Really the author of that composition must be a very commonplace sort of a citizen. It may be well doubted if ever before since the foundation of the Republic so weak a production came from the hand of a man who aspired to be the President of the United States. It reads as though the author had neither hope nor heart in his cause. The whole letter is marked by an absence of thought. It seems clearly to show that the writer has lost courage, heart, hope, push and pluck. Yet in it he still shows his sympathy with some of the most dangerous planks of the platform on which he stands.
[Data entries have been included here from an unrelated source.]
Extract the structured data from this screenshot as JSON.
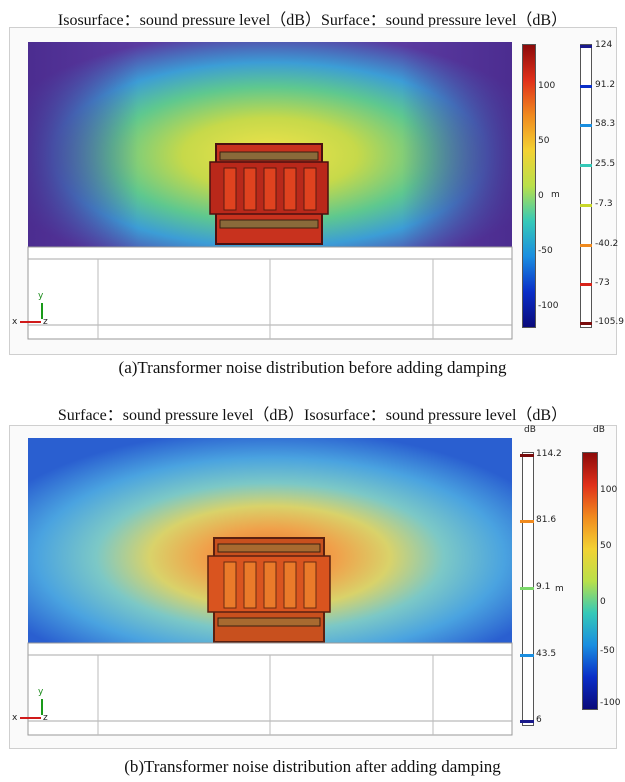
{
  "panel_a": {
    "header": "Isosurface：sound pressure level（dB）Surface：sound pressure level（dB）",
    "caption": "(a)Transformer noise distribution before adding damping",
    "surface_ticks": [
      "100",
      "50",
      "0",
      "-50",
      "-100"
    ],
    "surface_unit": "m",
    "iso_values": [
      "124",
      "91.2",
      "58.3",
      "25.5",
      "-7.3",
      "-40.2",
      "-73",
      "-105.9"
    ],
    "iso_colors": [
      "#1a1a8c",
      "#0a2ec8",
      "#1a8ee0",
      "#35c9b8",
      "#c9d82a",
      "#f08a1e",
      "#d8231a",
      "#7a0d0d"
    ],
    "axes": {
      "y": "y",
      "x": "x",
      "z": "z"
    }
  },
  "panel_b": {
    "header": "Surface：sound pressure level（dB）Isosurface：sound pressure level（dB）",
    "caption": "(b)Transformer noise distribution after adding damping",
    "iso_unit": "dB",
    "surface_unit": "dB",
    "iso_values": [
      "114.2",
      "81.6",
      "9.1",
      "43.5",
      "6"
    ],
    "iso_colors": [
      "#7a0d0d",
      "#f08a1e",
      "#7bd86a",
      "#1a8ee0",
      "#1a1a8c"
    ],
    "surface_ticks": [
      "100",
      "50",
      "0",
      "-50",
      "-100"
    ],
    "inline_unit": "m",
    "axes": {
      "y": "y",
      "x": "x",
      "z": "z"
    }
  }
}
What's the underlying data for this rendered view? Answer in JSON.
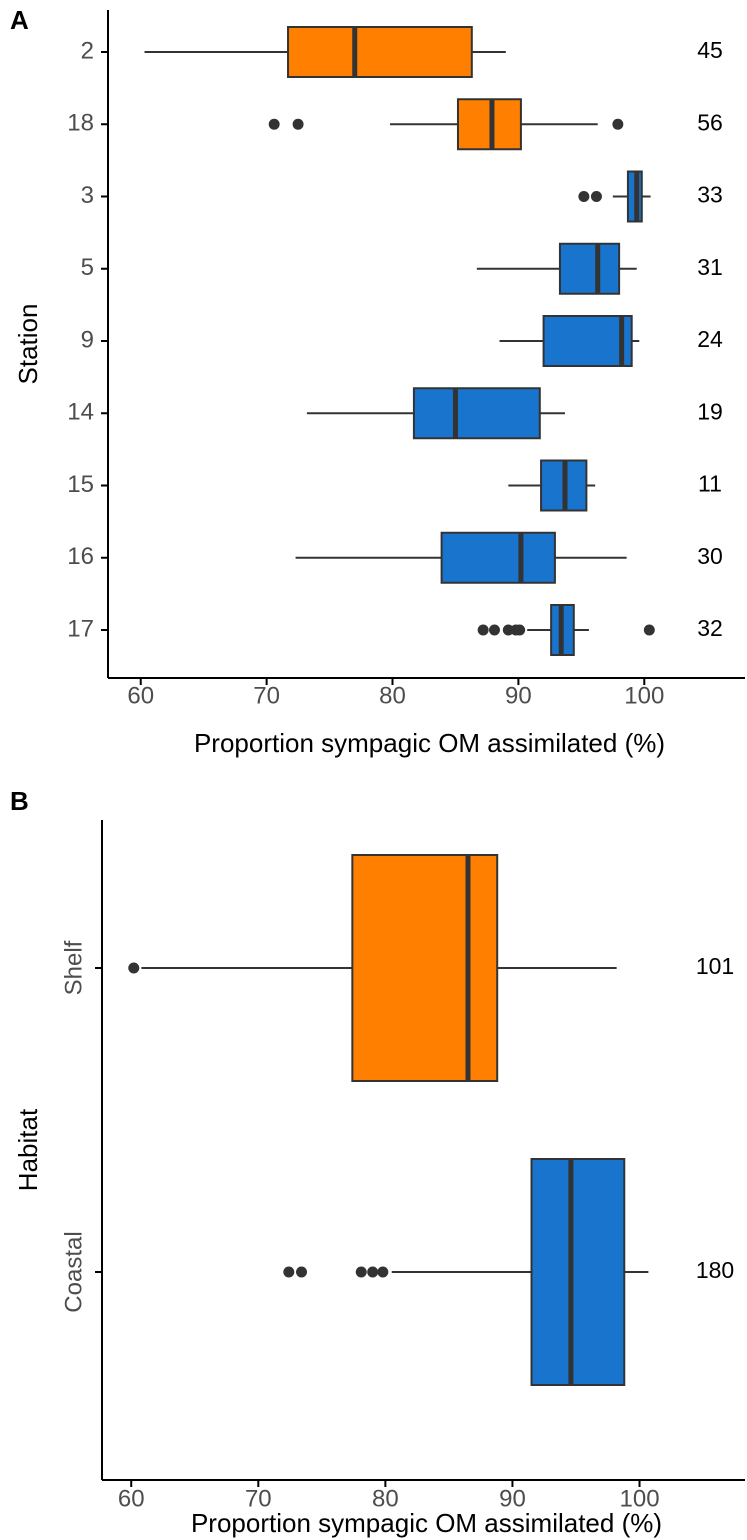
{
  "chart_data": [
    {
      "type": "boxplot",
      "panel": "A",
      "xlabel": "Proportion sympagic OM assimilated (%)",
      "ylabel": "Station",
      "categories": [
        "2",
        "18",
        "3",
        "5",
        "9",
        "14",
        "15",
        "16",
        "17"
      ],
      "colors": [
        "#ff7f00",
        "#ff7f00",
        "#1874cd",
        "#1874cd",
        "#1874cd",
        "#1874cd",
        "#1874cd",
        "#1874cd",
        "#1874cd"
      ],
      "boxes": [
        {
          "min": 60.3,
          "q1": 71.7,
          "median": 77.0,
          "q3": 86.3,
          "max": 89.0,
          "outliers": []
        },
        {
          "min": 79.8,
          "q1": 85.2,
          "median": 87.9,
          "q3": 90.2,
          "max": 96.3,
          "outliers": [
            70.6,
            72.5,
            97.9
          ]
        },
        {
          "min": 97.5,
          "q1": 98.7,
          "median": 99.4,
          "q3": 99.8,
          "max": 100.5,
          "outliers": [
            95.2,
            96.2
          ]
        },
        {
          "min": 86.7,
          "q1": 93.3,
          "median": 96.3,
          "q3": 98.0,
          "max": 99.4,
          "outliers": []
        },
        {
          "min": 88.5,
          "q1": 92.0,
          "median": 98.2,
          "q3": 99.0,
          "max": 99.6,
          "outliers": []
        },
        {
          "min": 73.2,
          "q1": 81.7,
          "median": 85.0,
          "q3": 91.7,
          "max": 93.7,
          "outliers": []
        },
        {
          "min": 89.2,
          "q1": 91.8,
          "median": 93.7,
          "q3": 95.4,
          "max": 96.1,
          "outliers": []
        },
        {
          "min": 72.3,
          "q1": 83.9,
          "median": 90.2,
          "q3": 92.9,
          "max": 98.6,
          "outliers": []
        },
        {
          "min": 90.7,
          "q1": 92.6,
          "median": 93.4,
          "q3": 94.4,
          "max": 95.6,
          "outliers": [
            87.2,
            88.1,
            89.2,
            89.8,
            90.1,
            100.4
          ]
        }
      ],
      "counts": [
        45,
        56,
        33,
        31,
        24,
        19,
        11,
        30,
        32
      ],
      "xlim": [
        57.4,
        108
      ],
      "xticks": [
        60,
        70,
        80,
        90,
        100
      ]
    },
    {
      "type": "boxplot",
      "panel": "B",
      "xlabel": "Proportion sympagic OM assimilated (%)",
      "ylabel": "Habitat",
      "categories": [
        "Shelf",
        "Coastal"
      ],
      "colors": [
        "#ff7f00",
        "#1874cd"
      ],
      "boxes": [
        {
          "min": 60.8,
          "q1": 77.4,
          "median": 86.5,
          "q3": 88.8,
          "max": 98.2,
          "outliers": [
            60.2
          ]
        },
        {
          "min": 80.5,
          "q1": 91.5,
          "median": 94.6,
          "q3": 98.8,
          "max": 100.7,
          "outliers": [
            72.4,
            73.4,
            78.1,
            79.0,
            79.8
          ]
        }
      ],
      "counts": [
        101,
        180
      ],
      "xlim": [
        57.7,
        108.3
      ],
      "xticks": [
        60,
        70,
        80,
        90,
        100
      ]
    }
  ]
}
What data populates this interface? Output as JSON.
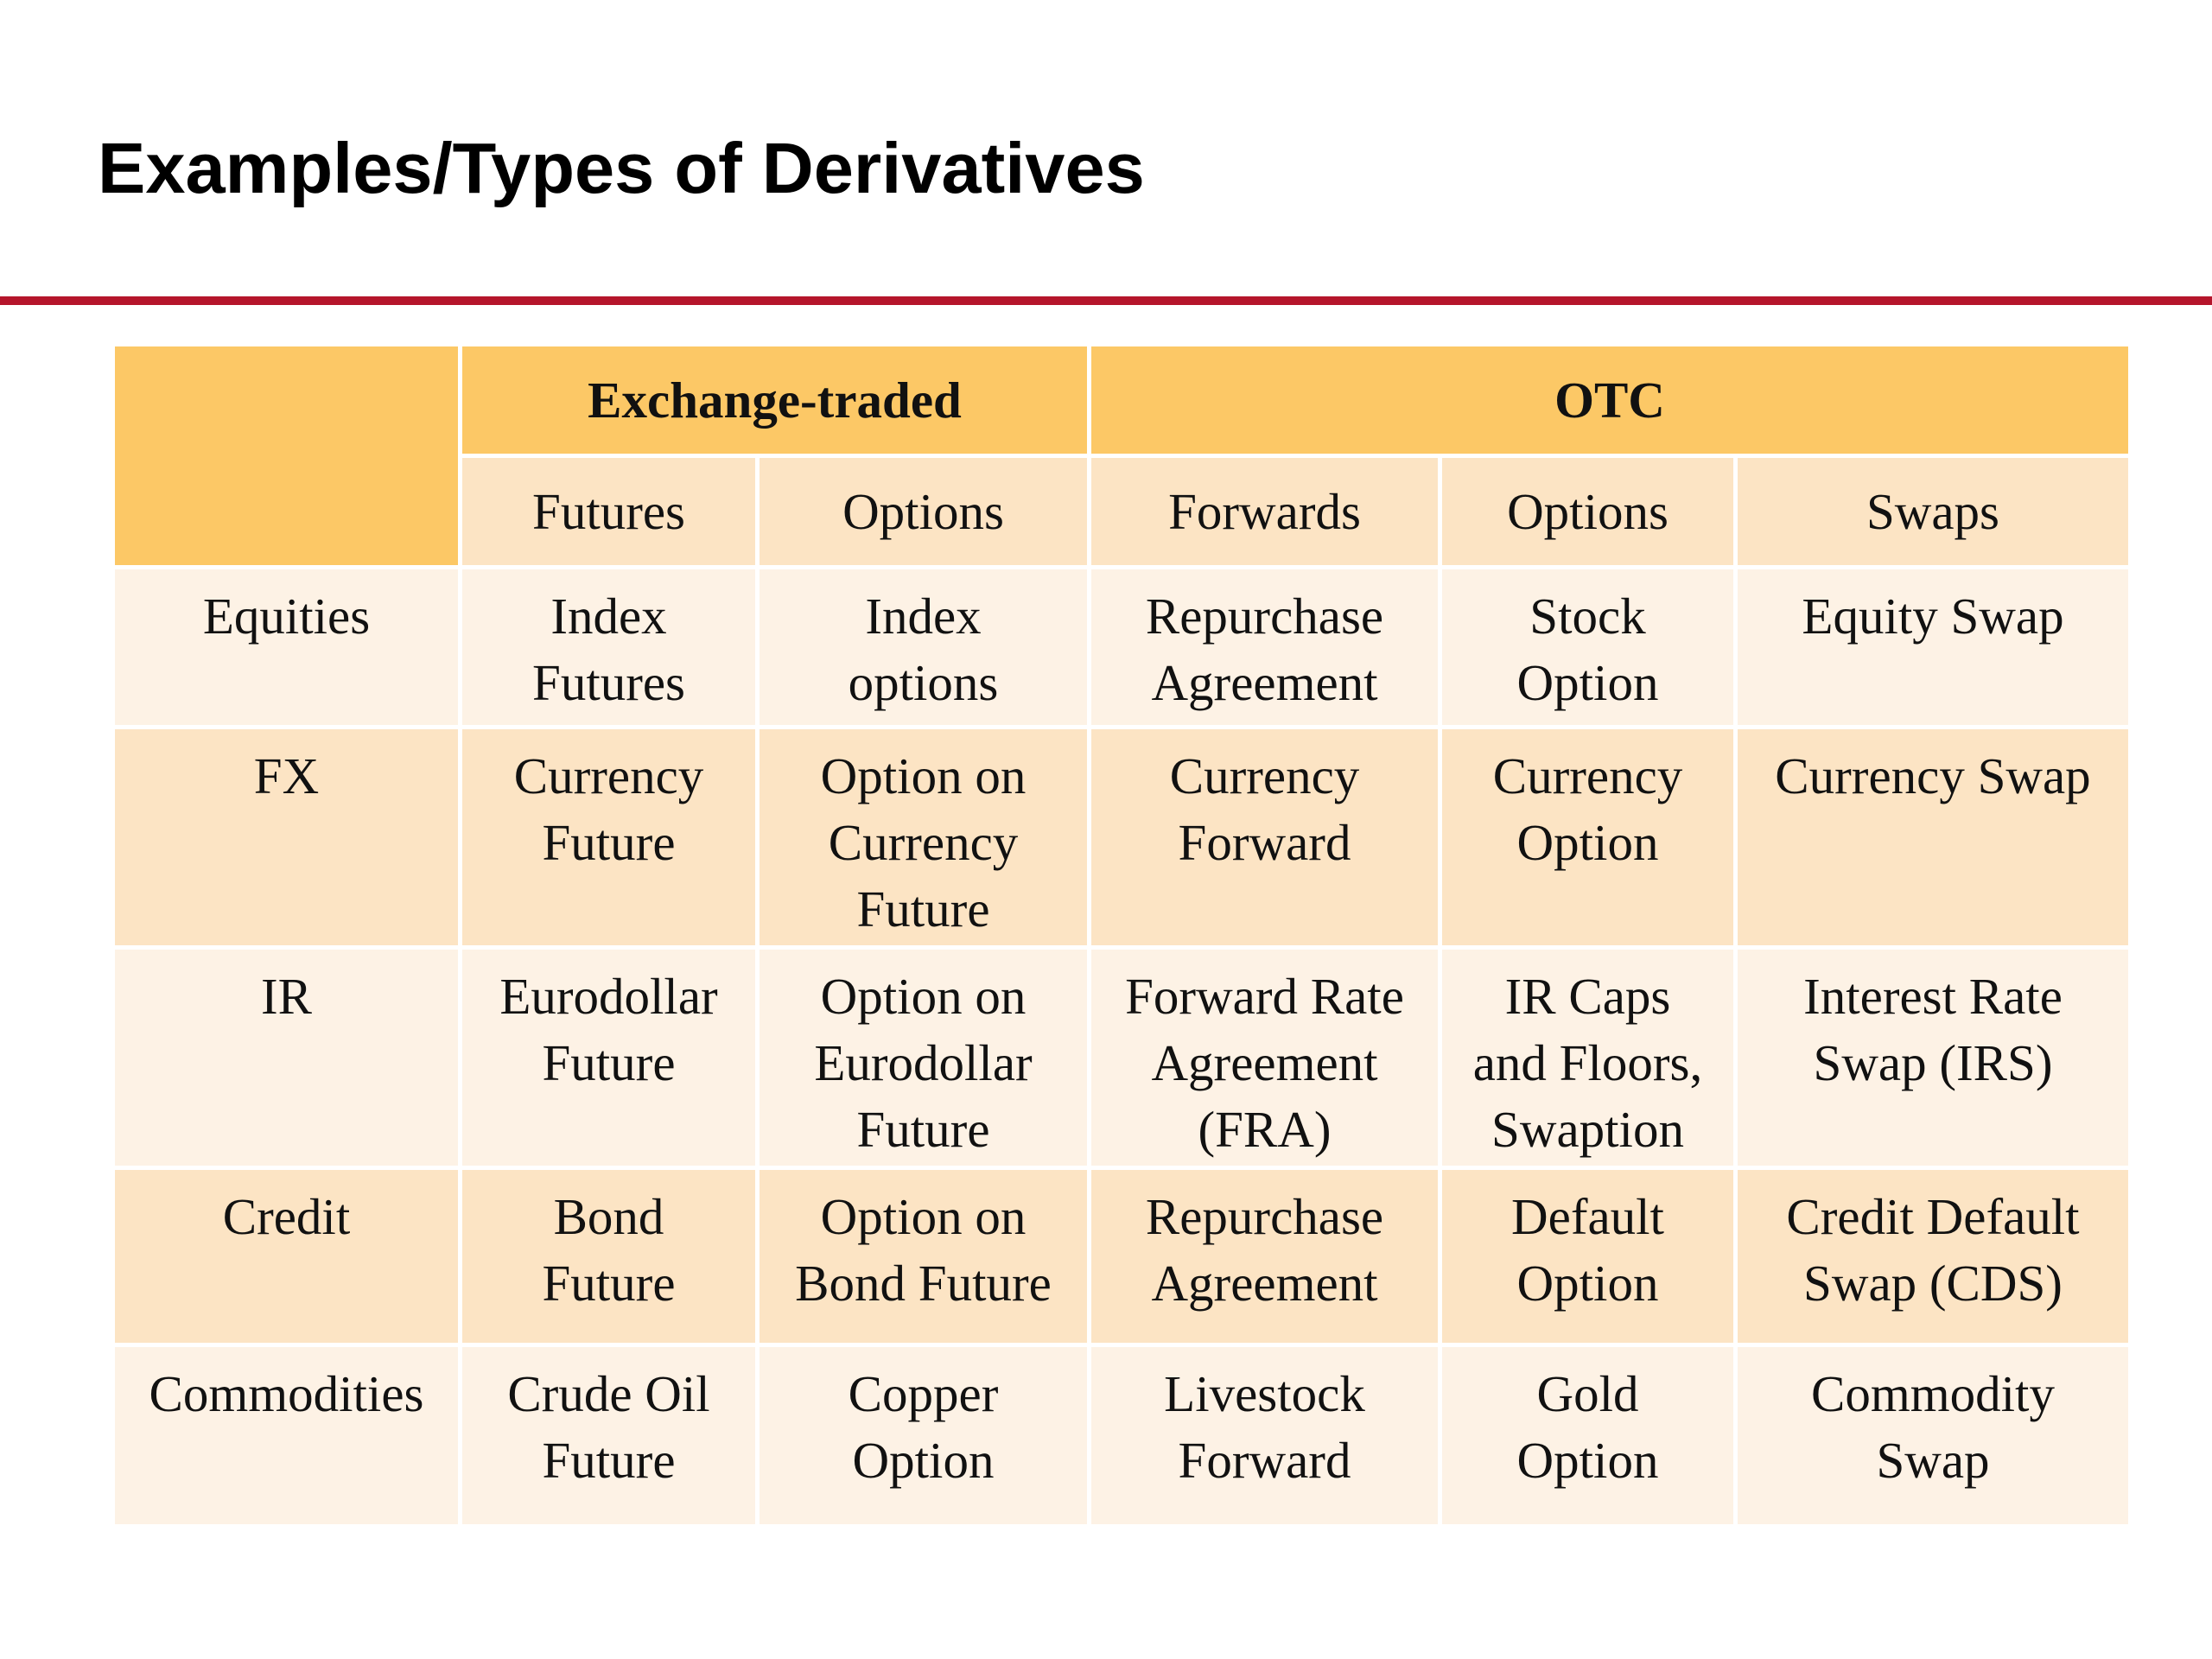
{
  "slide": {
    "title": "Examples/Types of Derivatives"
  },
  "table": {
    "groups": {
      "exchange_traded": "Exchange-traded",
      "otc": "OTC"
    },
    "columns": [
      "Futures",
      "Options",
      "Forwards",
      "Options",
      "Swaps"
    ],
    "rows": [
      {
        "label": "Equities",
        "cells": [
          [
            "Index",
            "Futures"
          ],
          [
            "Index",
            "options"
          ],
          [
            "Repurchase",
            "Agreement"
          ],
          [
            "Stock",
            "Option"
          ],
          [
            "Equity Swap"
          ]
        ]
      },
      {
        "label": "FX",
        "cells": [
          [
            "Currency",
            "Future"
          ],
          [
            "Option on",
            "Currency",
            "Future"
          ],
          [
            "Currency",
            "Forward"
          ],
          [
            "Currency",
            "Option"
          ],
          [
            "Currency Swap"
          ]
        ]
      },
      {
        "label": "IR",
        "cells": [
          [
            "Eurodollar",
            "Future"
          ],
          [
            "Option on",
            "Eurodollar",
            "Future"
          ],
          [
            "Forward Rate",
            "Agreement",
            "(FRA)"
          ],
          [
            "IR Caps",
            "and Floors,",
            "Swaption"
          ],
          [
            "Interest Rate",
            "Swap (IRS)"
          ]
        ]
      },
      {
        "label": "Credit",
        "cells": [
          [
            "Bond",
            "Future"
          ],
          [
            "Option on",
            "Bond Future"
          ],
          [
            "Repurchase",
            "Agreement"
          ],
          [
            "Default",
            "Option"
          ],
          [
            "Credit Default",
            "Swap (CDS)"
          ]
        ]
      },
      {
        "label": "Commodities",
        "cells": [
          [
            "Crude Oil",
            "Future"
          ],
          [
            "Copper",
            "Option"
          ],
          [
            "Livestock",
            "Forward"
          ],
          [
            "Gold",
            "Option"
          ],
          [
            "Commodity",
            "Swap"
          ]
        ]
      }
    ]
  },
  "colors": {
    "accent_rule": "#b5152b",
    "header_fill": "#fcc866",
    "band_dark": "#fce4c4",
    "band_light": "#fdf2e5"
  }
}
On the question of civil service reform, he said:

Civil service reform is a great moral issue. In the years to come the interest in this reform shown by the Presidents I have named, and particularly by President Cleveland, will redound to their glory. The ignorance of the candidate for the Presidency of whom I am speaking in regard to civil service reform would be unworthy of an alderman in a small city. Were this man not a candidate for President, as I have said, his letter would be unworthy of notice, but should he be elected he will have control of hundreds of thousands

of offices.

He writes as though he knew nothing of and cared to know nothing of the laws governing appointments. Perhaps I need not worry myself, for the American people will see to it that he never has the dispensing of offices from the chair of the President of the United States, the chair higher than the loftiest room beneath God's throne tonight.

On Monday, October 2, there appeared in the press of the country a statement made by Archbishop Ireland in response to a request from twenty-seven business men of Minnesota. After denouncing other planks of the platform, he said:

The question before the people of America today is the coinage of silver by this country independently of the great commercial nations of the world at the ratio of 16 to 1. The boast that the United States is able alone to whip England and the rest of the world into coinage of silver at 16 to 1, or to force the value of silver up to $1.29 an ounce, is mere nonsense. We are a great people, indeed, but we have not yet grown to that commercial strength that our country means the commercial world. Herr Bismarck counseled the United States to go ahead and make the experiment all alone. Yes, and some Americans quote his advice as an authority. The sly old fox would, indeed, be pleased to see America make the experiment and go to the bottom of the sea.

I am absolutely convinced that the laboring classes will suffer most of all from free silver coinage; but will not the farmers be benefited? Will they not receive a higher price for their products? May be a higher price-but not a higher value. Of what use is it to have a dollar instead of a half dollar, if a dollar can purchase no more than the half dollar?

I may of course be mistaken. But I have come to look upon the present agitation as the great test of universal suffrage and popular sovereignty. Can the people defend the public honor and the institutions of the country at the polls, as they have done on the field of battle? Can they be so calm and deliberate in their judgment, so careful to weigh all things in the scale of reason, and to avoid all rash experiments, that they can be trusted with the settlement of grave, social and political problems? That is the question that is before us at the present moment.

At the Central Congregational church in New York, on September 13, the Rev. A. J. F. Behrends said, among other things:

Today we are at the cross roads of our period of national existence. When it is proclaimed that a grain of gold representing the cost of production of 31 grains of silver is an equivalent for 16 grains of the latter metal, we are confronted with a bold bare-faced falsehood. Such a doctrine leads on the trail of anarchy. Thirty-five years ago the liberty of a people was hunted to its lair, and it was preserved with the bayonet. The people of the United States will assemble this fall as they did in 1861, only instead of the bayonet the ballot will be used to prevent repudiation and preserve the nation's honor. This is not a political sermon, but I want to warn those who would run the ship of state against the rocks of discredit and dishonor that Columbia would probably get the worst of it, and I would save generations ahead from misery and suffering.